White’s comments reflect a dangerous traditionalist attitude that has been creeping into our culture since the rock revival started a few years ago. Indie and modern-rock elitists hate everything new (or at least new-sounding) and long for the days of yore when music was purer and less commercial.
Throwbacks like the White Stripes remind them of happier times when artists did it for the music and not the money. (Not surprisingly, two weeks after the White interview, David “Davy Ramone” Fricke, Rolling Stone’s resident traditionalist and Jack White’s kindred spirit, wrote a gushing five-star review of the Stripes’ latest record, Elephant. Must the media promote such attitudes?)
Pop and commercial artists so often serve as the object of hatred like Jack White’s, because with most detractors, the attitude is guilt by association, a way of thinking that is both arrogant and irresponsible. Their argument states that because pop stars are financed by evil major labels, they are therefore wicked.

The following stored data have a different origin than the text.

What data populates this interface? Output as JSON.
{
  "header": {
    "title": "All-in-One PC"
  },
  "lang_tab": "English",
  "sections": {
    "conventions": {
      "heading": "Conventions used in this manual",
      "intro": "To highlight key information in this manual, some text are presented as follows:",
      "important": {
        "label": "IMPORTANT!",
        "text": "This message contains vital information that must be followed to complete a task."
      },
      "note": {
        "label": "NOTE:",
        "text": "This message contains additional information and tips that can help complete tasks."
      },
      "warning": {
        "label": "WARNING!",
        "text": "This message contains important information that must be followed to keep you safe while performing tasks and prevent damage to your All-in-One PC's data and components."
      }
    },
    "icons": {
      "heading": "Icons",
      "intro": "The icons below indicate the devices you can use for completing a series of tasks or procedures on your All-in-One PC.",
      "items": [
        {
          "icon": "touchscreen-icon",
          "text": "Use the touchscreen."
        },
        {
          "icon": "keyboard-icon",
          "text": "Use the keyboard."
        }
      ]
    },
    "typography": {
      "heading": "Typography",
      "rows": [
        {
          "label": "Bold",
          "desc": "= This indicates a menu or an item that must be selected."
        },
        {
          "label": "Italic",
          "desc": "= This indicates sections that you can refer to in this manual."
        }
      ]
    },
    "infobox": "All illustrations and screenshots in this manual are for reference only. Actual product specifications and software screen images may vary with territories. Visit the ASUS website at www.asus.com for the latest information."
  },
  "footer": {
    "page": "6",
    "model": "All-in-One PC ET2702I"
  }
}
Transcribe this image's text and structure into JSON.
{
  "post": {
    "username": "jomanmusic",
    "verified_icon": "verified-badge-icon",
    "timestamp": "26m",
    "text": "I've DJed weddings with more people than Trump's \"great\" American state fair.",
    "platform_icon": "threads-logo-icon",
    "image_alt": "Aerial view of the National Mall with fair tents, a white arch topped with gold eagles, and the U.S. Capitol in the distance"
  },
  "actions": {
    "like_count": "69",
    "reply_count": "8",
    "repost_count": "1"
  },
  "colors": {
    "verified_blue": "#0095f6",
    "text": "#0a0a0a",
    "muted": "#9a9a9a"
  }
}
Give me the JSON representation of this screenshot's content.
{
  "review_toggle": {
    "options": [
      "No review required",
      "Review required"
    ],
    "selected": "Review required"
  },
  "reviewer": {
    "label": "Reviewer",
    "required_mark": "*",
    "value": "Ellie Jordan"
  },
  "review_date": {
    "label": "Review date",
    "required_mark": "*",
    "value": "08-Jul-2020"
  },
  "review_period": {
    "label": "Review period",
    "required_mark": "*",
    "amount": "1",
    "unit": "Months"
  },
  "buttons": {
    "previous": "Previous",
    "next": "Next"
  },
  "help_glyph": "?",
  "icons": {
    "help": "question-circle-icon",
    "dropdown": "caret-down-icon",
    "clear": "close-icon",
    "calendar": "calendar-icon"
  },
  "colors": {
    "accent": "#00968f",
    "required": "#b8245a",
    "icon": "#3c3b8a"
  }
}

(Don’t think for a moment that I’m suggesting that major record labels are saintly organizations who faithfully serve the common man. They are some of the most despicable establishments on the planet and are run by greedy, ignorant, deceitful megalomaniacs. Please, by all means, go ahead and hate them. Lord knows I do.)
With other critics, the popularity, and not the money, is the issue at hand. They need to feel that they are part of an exclusive club, like they know something that the rest of the world doesn’t. They’re always on the lookout for the next big thing, but once it actually becomes the big thing, it’s no longer desirable.
Of all the targets of mainstream bashers, no one stands out more than Justin Timberlake. Whether they’re willing to admit it or not, all the ladies want Justin, and all the fellas want to be Justin. However, as the pop-est of the pop stars, Mr. JT inspires obscene amounts of hatred, a great deal of which must be attributed to his association with the boy- band phenomenon that many feared was a threat to their “real” music.
This unnecessary hatred and fear leads many to the conclusion that pop music is awful and utterly without merit. I’ll admit that I was never a huge fan of boy bands, but I certainly enjoyed many of their polished pop singles and found some pleasure in their novelty.
I assumed that within a few years the boy band craze would fizzle out and the teen idols would be forgotten. While boy bands have certainly waned in popularity, it turns out that the latter part of my assumption was dead wrong.
My mind was changed when I first heard Timberlake’s solo debut, Justified, a record of pure pop perfection and easily one of last year’s best releases. With flawless production from the Neptunes and Timbaland, a confident, commanding voice and earnest lyrics, J-Timb quickly emerged as the heir apparent to Michael Jackson’s deserted King of Pop crown.
But still, the Justin bashing continued, simply because the haters were unwilling to even give the record a chance.
I am by no means against indie artists; in fact, I often prefer them to more popular artists. All I ask is that Justin Timberlake and other pop stars be shown some respect. You don’t have to love them, and you don’t have to buy their records. Just don’t hate them, and certainly don’t fear them.
If you give them a chance, you may find yourself in a situation like my most emo associate Sean Dailey, who has taken to advising people that “Justin Timberlake makes great pop music.”
At the very least, remember that without the mainstream, there could be no indie. After all, where would God be without the Devil?
The damage is done, so I guess I’ll be leavin’.